Vivendi rentré dans le rang, la CE validait le rapprochement (après mûr examen) le 9 juin – sous réserve des cessions d'actifs, qui rapidement trouvèrent preneur. Daniel Kretinsky signait le 16 juin pour Editis et Le Figaro pour Gala, le 4 juillet : la concurrence était sauvée, le capitalisme n’en rugirait que de plus belle.
Tant que ces actifs n’ont pas disparu du portefeuille de Vivendi, l’OPA attendra, d'autant que Bruxelles a aussi son mot à dire sur les repreneurs. Toutefois, si l'affaire traînait en longueur, la CE mandatera un expert pour vendre Editis et Gala : on expédie fissa, sans prix minimum de vente. En somme, l'OPA s'effectuera, dans d'autres conditions.
DECRYPTAGE — Quel modus Vivendi pour Editis ?
Alors, fuite des cerveaux ? Que nenni.
Dans un document d’avril 2023 était listé un nombre impressionnant des personnels d’Editis définis comme « essentiels ». Ces individus, nous précise la CE, « sont considérés nécessaires au maintien de la viabilité et de la compétitivité de ces activités ». Il revient à l’entreprise qui vend d’encourager les personnes occupant ces postes clefs « à rester au service de l’activité à céder, et s’abstenir de chercher à attirer des membres du personnel essentiel vers les activités qu’elles conservent ou de les y transférer ».
À titre exceptionnel, il arrive que des membres du personnel essentiel quittent l’activité à céder.
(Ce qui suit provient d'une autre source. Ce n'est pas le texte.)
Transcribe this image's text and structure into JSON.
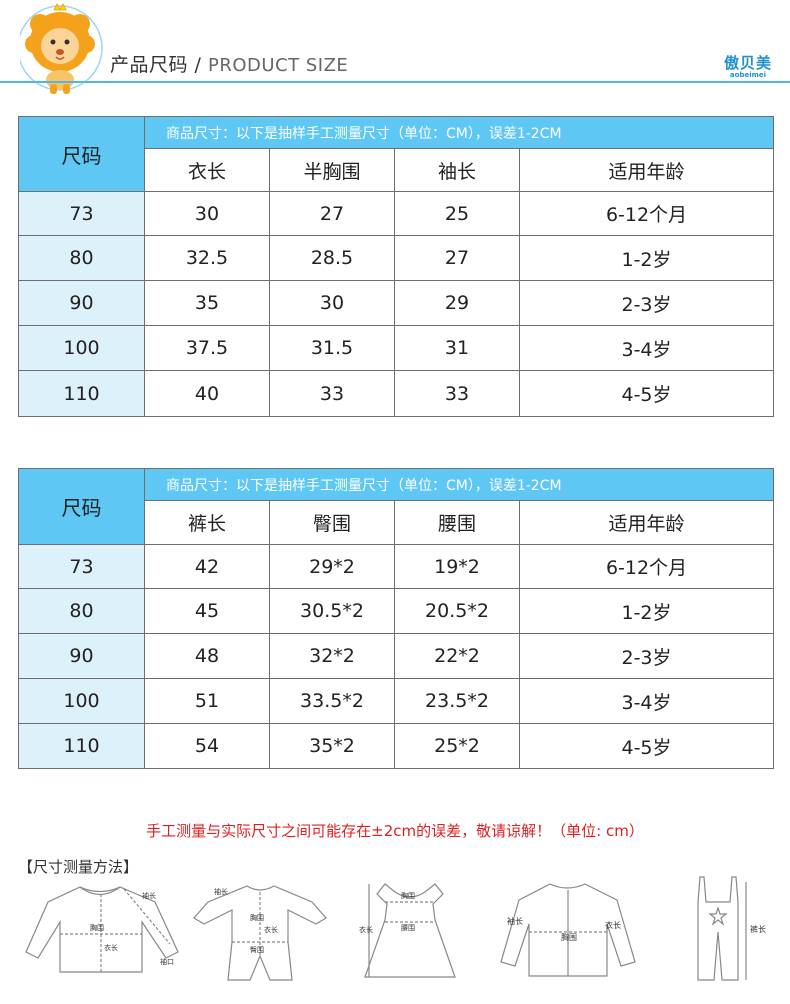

En ce cas, l’entreprise concernée a l'obligation d’assurer un remplacement adéquat, sous la surveillance du mandataire chargé du contrôle, qui rapporte à la Commission.
Dans le document transmis, Vivendi s’engageait donc à ce que ces individus (directions, etc.) « n’exercent aucune fonction opérationnelle au sein de Hachette Livre France ». De même, elles auront interdiction de communiquer la moindre information commerciale « pendant une durée de dix-huit mois après la clôture de l’Opération ».
Par ailleurs, les filiales de Vivendi n’auront pas accès aux personnels essentiels avant deux années post-clôture de l’opération. Enfin, interdiction d’aller draguer des auteurs d’Editis tout autant que des directeurs (et directrices) de maisons, durant la même période. Tout cela, « dans le respect des limites usuelles », bien entendu. Personne ne quittera donc l'avenue de France pour Vanves pas plus que pour l'avenue Friedland.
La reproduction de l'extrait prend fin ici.